A Dreaming Spires Sunrise


The very large majority of this week was consumed with writing a paper on castration and economics in The Merchant of Venice. *cringe. I know. It wasn’t what I’d initially planned to write about….it just kind of happened. Anyways, the paper is titled “The Empty Sac: Socioeconomic Infertility in William Shakespeare’s The Merchant of Venice, and I’m pretty proud of it!

By the way, did you know that the sun rises in Oxford at 4:30 AM, welcomed by a chorus of what can only be described as croaking from the deer?

Yeah, I didn’t know that either.

As you might imagine, I was up pretty late (early?) working on the paper this morning, not because I had to, but because I wanted to. It literally felt like I was having a sleepover (an all-night-over?) with those same generations of scholars before me, including Keving Niehaus (Duckenfield 2010), who saw his fair share of Oxford sunrises.

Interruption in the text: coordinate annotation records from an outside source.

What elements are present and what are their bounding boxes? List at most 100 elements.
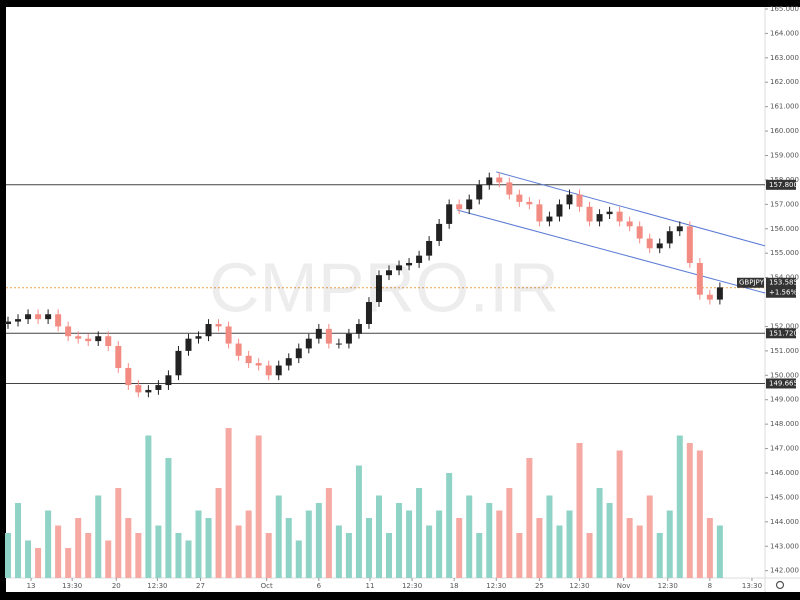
candle-body: [255, 363, 262, 366]
y-tick-label: 150.000: [770, 371, 799, 379]
y-tick-label: 149.000: [770, 396, 799, 404]
candle-body: [596, 214, 603, 222]
candle-body: [35, 314, 42, 320]
y-tick-label: 162.000: [770, 78, 799, 86]
settings-icon[interactable]: [775, 580, 785, 590]
candle-body: [636, 226, 643, 239]
volume-bar: [65, 548, 72, 578]
candle-body: [426, 240, 433, 256]
volume-bar: [195, 510, 202, 578]
candle-body: [686, 226, 693, 263]
volume-bar: [155, 525, 162, 578]
y-tick-label: 156.000: [770, 225, 799, 233]
volume-bar: [345, 533, 352, 578]
y-tick-label: 164.000: [770, 29, 799, 37]
y-tick-label: 152.000: [770, 322, 799, 330]
candle-body: [546, 216, 553, 222]
candle-body: [446, 204, 453, 224]
y-tick-label: 154.000: [770, 274, 799, 282]
x-tick-label: 12:30: [402, 582, 422, 590]
x-tick-label: Oct: [261, 582, 273, 590]
candle-body: [375, 275, 382, 303]
candle-body: [365, 302, 372, 325]
candle-body: [516, 194, 523, 202]
volume-bar: [225, 428, 232, 578]
volume-bar: [135, 533, 142, 578]
volume-bar: [115, 488, 122, 578]
change-label: +1.56%: [769, 289, 797, 297]
volume-bar: [165, 458, 172, 578]
x-tick-label: 27: [196, 582, 205, 590]
x-tick-label: 12:30: [486, 582, 506, 590]
x-tick-label: 12:30: [147, 582, 167, 590]
candle-body: [205, 324, 212, 337]
volume-bar: [546, 495, 553, 578]
volume-bar: [606, 503, 613, 578]
candle-body: [225, 326, 232, 344]
x-tick-label: 25: [535, 582, 544, 590]
candle-body: [15, 319, 22, 322]
volume-bar: [75, 518, 82, 578]
y-tick-label: 165.000: [770, 5, 799, 13]
volume-bar: [576, 443, 583, 578]
candle-body: [85, 338, 92, 342]
candle-body: [195, 336, 202, 339]
candle-body: [165, 375, 172, 386]
candle-body: [125, 367, 132, 386]
channel-line: [457, 209, 766, 294]
volume-bar: [466, 495, 473, 578]
volume-bar: [506, 488, 513, 578]
y-tick-label: 142.000: [770, 567, 799, 575]
level-label: 151.720: [769, 329, 798, 337]
volume-bar: [536, 518, 543, 578]
volume-bar: [375, 495, 382, 578]
level-label-box: [766, 179, 796, 190]
volume-bar: [486, 503, 493, 578]
volume-bar: [666, 510, 673, 578]
candle-body: [476, 184, 483, 200]
volume-bar: [15, 503, 22, 578]
x-tick-label: 20: [112, 582, 121, 590]
volume-bar: [706, 518, 713, 578]
volume-bar: [446, 473, 453, 578]
volume-bar: [185, 540, 192, 578]
volume-bar: [586, 533, 593, 578]
candle-body: [466, 199, 473, 210]
x-tick-label: 13:30: [62, 582, 82, 590]
channel-line: [496, 171, 766, 247]
volume-bar: [305, 510, 312, 578]
volume-bar: [646, 495, 653, 578]
x-tick-label: 8: [708, 582, 712, 590]
candle-body: [145, 389, 152, 393]
volume-bar: [55, 525, 62, 578]
volume-bar: [416, 488, 423, 578]
candle-body: [646, 238, 653, 249]
y-tick-label: 159.000: [770, 152, 799, 160]
volume-bar: [85, 533, 92, 578]
candle-body: [55, 314, 62, 327]
candle-body: [135, 385, 142, 393]
level-label: 157.800: [769, 181, 798, 189]
candle-body: [666, 231, 673, 244]
y-tick-label: 157.000: [770, 200, 799, 208]
settings-gear[interactable]: [775, 580, 785, 590]
volume-bar: [626, 518, 633, 578]
candle-body: [275, 365, 282, 376]
volume-bar: [275, 495, 282, 578]
y-tick-label: 160.000: [770, 127, 799, 135]
volume-bar: [596, 488, 603, 578]
chart-background: [6, 7, 800, 592]
candle-body: [185, 338, 192, 351]
volume-bar: [325, 488, 332, 578]
candle-body: [676, 226, 683, 232]
volume-bar: [285, 518, 292, 578]
x-tick-label: 13:30: [742, 582, 762, 590]
candle-body: [656, 243, 663, 249]
level-label-box: [766, 328, 796, 339]
candle-body: [65, 326, 72, 337]
watermark: CMPRO.IR: [209, 248, 559, 326]
volume-bar: [386, 533, 393, 578]
volume-bar: [396, 503, 403, 578]
volume-bar: [656, 533, 663, 578]
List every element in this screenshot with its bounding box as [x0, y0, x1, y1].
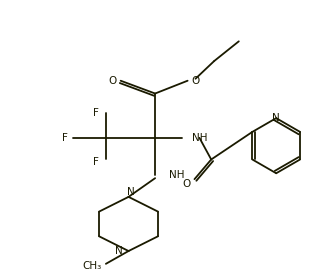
Text: F: F	[93, 108, 99, 118]
Text: O: O	[191, 76, 200, 86]
Text: O: O	[109, 76, 117, 86]
Text: CH₃: CH₃	[83, 261, 102, 271]
Text: F: F	[93, 157, 99, 167]
Text: O: O	[183, 179, 191, 189]
Text: NH: NH	[191, 133, 207, 143]
Text: N: N	[115, 246, 123, 256]
Text: N: N	[272, 113, 280, 123]
Text: N: N	[127, 187, 134, 197]
Text: NH: NH	[169, 170, 184, 180]
Text: F: F	[62, 133, 68, 143]
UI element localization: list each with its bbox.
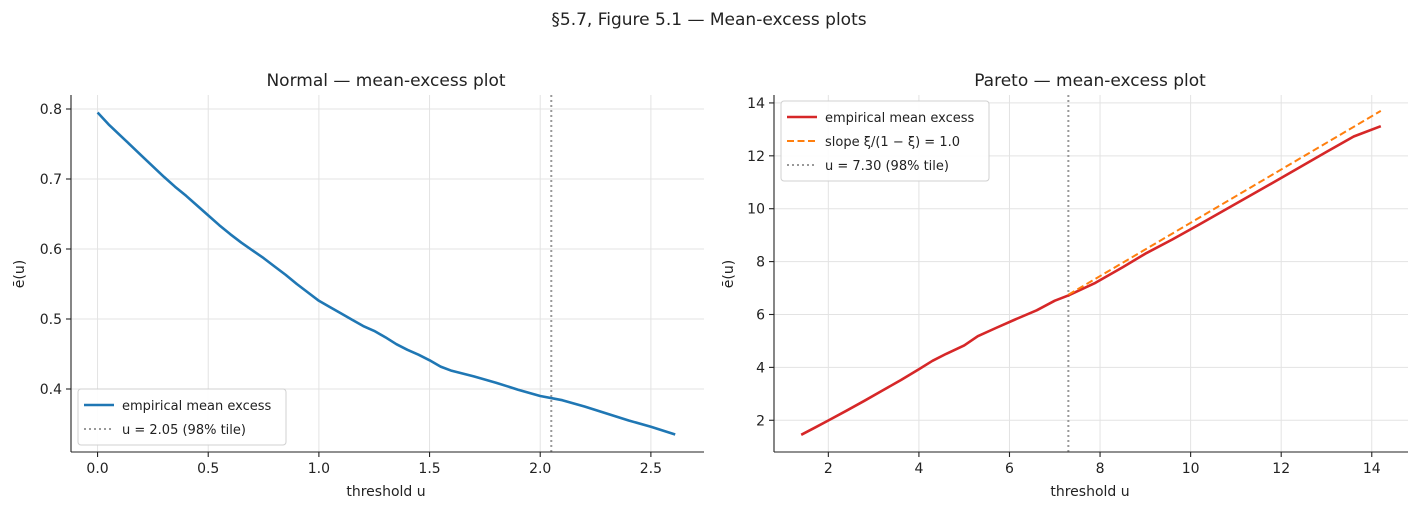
pareto-x-tick-label: 8 <box>1096 461 1105 477</box>
pareto-y-tick-label: 8 <box>756 255 765 271</box>
pareto-chart-panel: Pareto — mean-excess plot 2 4 6 8 10 12 14 2 4 6… <box>721 71 1408 500</box>
pareto-legend-label-2: u = 7.30 (98% tile) <box>825 159 949 174</box>
pareto-y-tick-label: 6 <box>756 307 765 323</box>
normal-y-axis-label: ē(u) <box>12 260 28 288</box>
normal-series <box>96 111 676 436</box>
normal-y-ticks: 0.4 0.5 0.6 0.7 0.8 <box>40 102 71 398</box>
pareto-series-line-0 <box>800 124 1382 436</box>
normal-y-tick-label: 0.4 <box>40 382 62 398</box>
pareto-x-tick-label: 4 <box>914 461 923 477</box>
pareto-x-tick-label: 2 <box>824 461 833 477</box>
normal-x-tick-label: 0.0 <box>86 461 108 477</box>
pareto-x-tick-label: 6 <box>1005 461 1014 477</box>
normal-x-axis-label: threshold u <box>346 484 425 500</box>
normal-x-tick-label: 1.5 <box>418 461 440 477</box>
pareto-y-tick-label: 12 <box>747 149 765 165</box>
normal-x-tick-label: 1.0 <box>308 461 330 477</box>
pareto-x-tick-label: 12 <box>1272 461 1290 477</box>
normal-x-tick-label: 2.0 <box>529 461 551 477</box>
pareto-legend-label-0: empirical mean excess <box>825 111 974 126</box>
pareto-y-tick-label: 10 <box>747 202 765 218</box>
normal-legend-label-0: empirical mean excess <box>122 399 271 414</box>
normal-chart-title: Normal — mean-excess plot <box>266 71 505 91</box>
normal-legend: empirical mean excess u = 2.05 (98% tile) <box>77 388 287 446</box>
pareto-chart-title: Pareto — mean-excess plot <box>974 71 1206 91</box>
normal-x-tick-label: 2.5 <box>640 461 662 477</box>
normal-y-tick-label: 0.8 <box>40 102 62 118</box>
pareto-legend: empirical mean excess slope ξ/(1 − ξ) = 1… <box>780 100 990 182</box>
normal-legend-label-1: u = 2.05 (98% tile) <box>122 423 246 438</box>
normal-y-tick-label: 0.6 <box>40 242 62 258</box>
pareto-y-axis-label: ē(u) <box>721 260 737 288</box>
normal-legend-frame <box>77 388 287 446</box>
pareto-series <box>800 110 1382 436</box>
pareto-x-ticks: 2 4 6 8 10 12 14 <box>824 452 1381 477</box>
normal-x-ticks: 0.0 0.5 1.0 1.5 2.0 2.5 <box>86 452 662 477</box>
pareto-y-tick-label: 2 <box>756 413 765 429</box>
normal-chart-panel: Normal — mean-excess plot 0.0 0.5 1.0 1.5 2.… <box>12 71 704 500</box>
figure-suptitle: §5.7, Figure 5.1 — Mean-excess plots <box>551 10 866 30</box>
pareto-y-tick-label: 14 <box>747 96 765 112</box>
normal-x-tick-label: 0.5 <box>197 461 219 477</box>
pareto-y-tick-label: 4 <box>756 360 765 376</box>
pareto-x-tick-label: 10 <box>1182 461 1200 477</box>
pareto-x-axis-label: threshold u <box>1050 484 1129 500</box>
pareto-legend-frame <box>780 100 990 182</box>
normal-series-line-0 <box>96 111 676 436</box>
pareto-legend-label-1: slope ξ/(1 − ξ) = 1.0 <box>825 135 960 150</box>
pareto-series-line-1 <box>1067 110 1382 296</box>
normal-y-tick-label: 0.5 <box>40 312 62 328</box>
pareto-y-ticks: 2 4 6 8 10 12 14 <box>747 96 774 429</box>
normal-y-tick-label: 0.7 <box>40 172 62 188</box>
normal-axes-spines <box>70 95 704 453</box>
pareto-axes-spines <box>773 95 1408 453</box>
pareto-x-tick-label: 14 <box>1363 461 1381 477</box>
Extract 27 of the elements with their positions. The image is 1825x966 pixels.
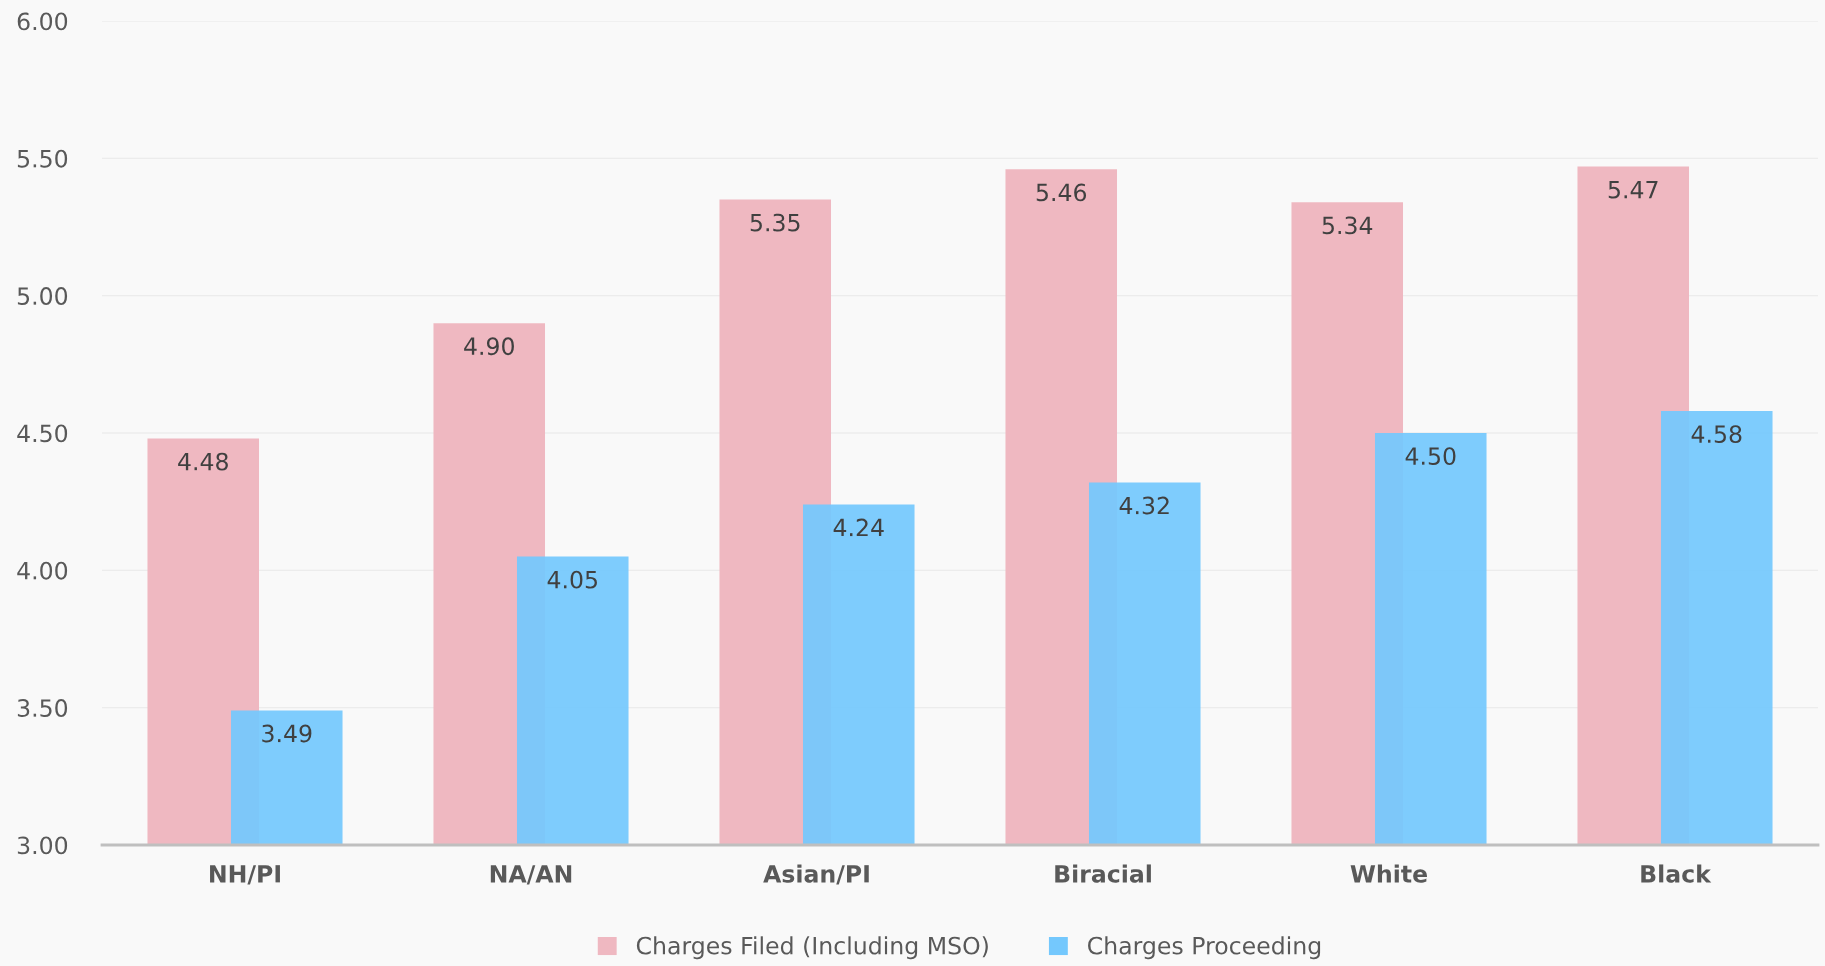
y-tick-label: 6.00: [17, 12, 68, 31]
data-label: 4.50: [1405, 447, 1456, 466]
x-tick-label: Asian/PI: [763, 864, 869, 885]
y-tick-label: 4.00: [17, 561, 68, 580]
x-tick-label: NA/AN: [490, 865, 572, 885]
x-tick-label: White: [1350, 864, 1427, 883]
data-label: 4.90: [464, 337, 514, 356]
data-label: 4.32: [1119, 496, 1169, 515]
x-tick-label: Biracial: [1055, 864, 1151, 883]
y-tick-label: 5.50: [17, 149, 68, 168]
data-label: 5.46: [1036, 183, 1087, 202]
y-tick-label: 3.00: [17, 836, 68, 855]
data-label: 4.05: [547, 570, 597, 589]
y-tick-label: 5.00: [17, 287, 68, 305]
data-label: 4.48: [178, 452, 228, 471]
y-tick-label: 4.50: [17, 424, 68, 443]
data-label: 4.58: [1691, 425, 1742, 444]
y-tick-label: 3.50: [17, 699, 68, 717]
data-label: 5.34: [1322, 216, 1373, 235]
legend-label: Charges Filed (Including MSO): [636, 936, 988, 960]
data-label: 5.35: [750, 213, 800, 232]
data-label: 4.24: [833, 518, 884, 537]
x-tick-label: Black: [1641, 864, 1712, 883]
data-label: 5.47: [1608, 181, 1658, 199]
legend-label: Charges Proceeding: [1088, 936, 1321, 960]
data-label: 3.49: [262, 724, 312, 743]
x-tick-label: NH/PI: [210, 865, 280, 885]
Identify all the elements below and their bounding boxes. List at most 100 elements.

Yet while I was a little sleepy this morning (I managed to get exactly 1 REM cycle of sleep, which was perfect! I woke up on my own & felt refreshed, vs. other all-nighters when you feel like death!), I was really glad to have stayed up so late. I watched the sunrise over the spires of Oxford and see the sun’s first rays through the willows in Deer Park. Watching this historic town wake up through my window was an entirely mystical experience and one I will never forget.

Tutorials followed this afternoon. I was really nervous, but once I started to read my paper aloud, my nerves melted away. Professor Johnson seemed pleased with the paper & pointed out what he really liked and what he thought I could improve for next time (he disagreed with my final conclusion that Shakespeare used MoV to argue for a more mercantile-based rather than barter-based system of trade), but I think he was pleased with the paper itself.

I was relieved to find that tutorials were much more laid-back than I was anticipating. (He ate an orange while I read my paper and apparently ate a sandwich in a later tutorial!) While I understand that the informality might be to ease our nerves at attending OXFORD TUTORIALS, I think it is making me even more nervous because it’s so far removed from my expectations of something akin to grueling office hour sessions.

Tonight we’re going to a graduate student party(?) at the MCR (Masters Common Room) Bar to celebrate a successful first round of tutorials. Apparently it’s a student-run bar with £1.50 pints! I can’t wait to meet some ‘real’ Oxford/Magdalen College students! Who knows?! Maybe they’ll have some advice about applying here for graduate school! ;)

Dreaming Spires of Oxford from my bedroom window!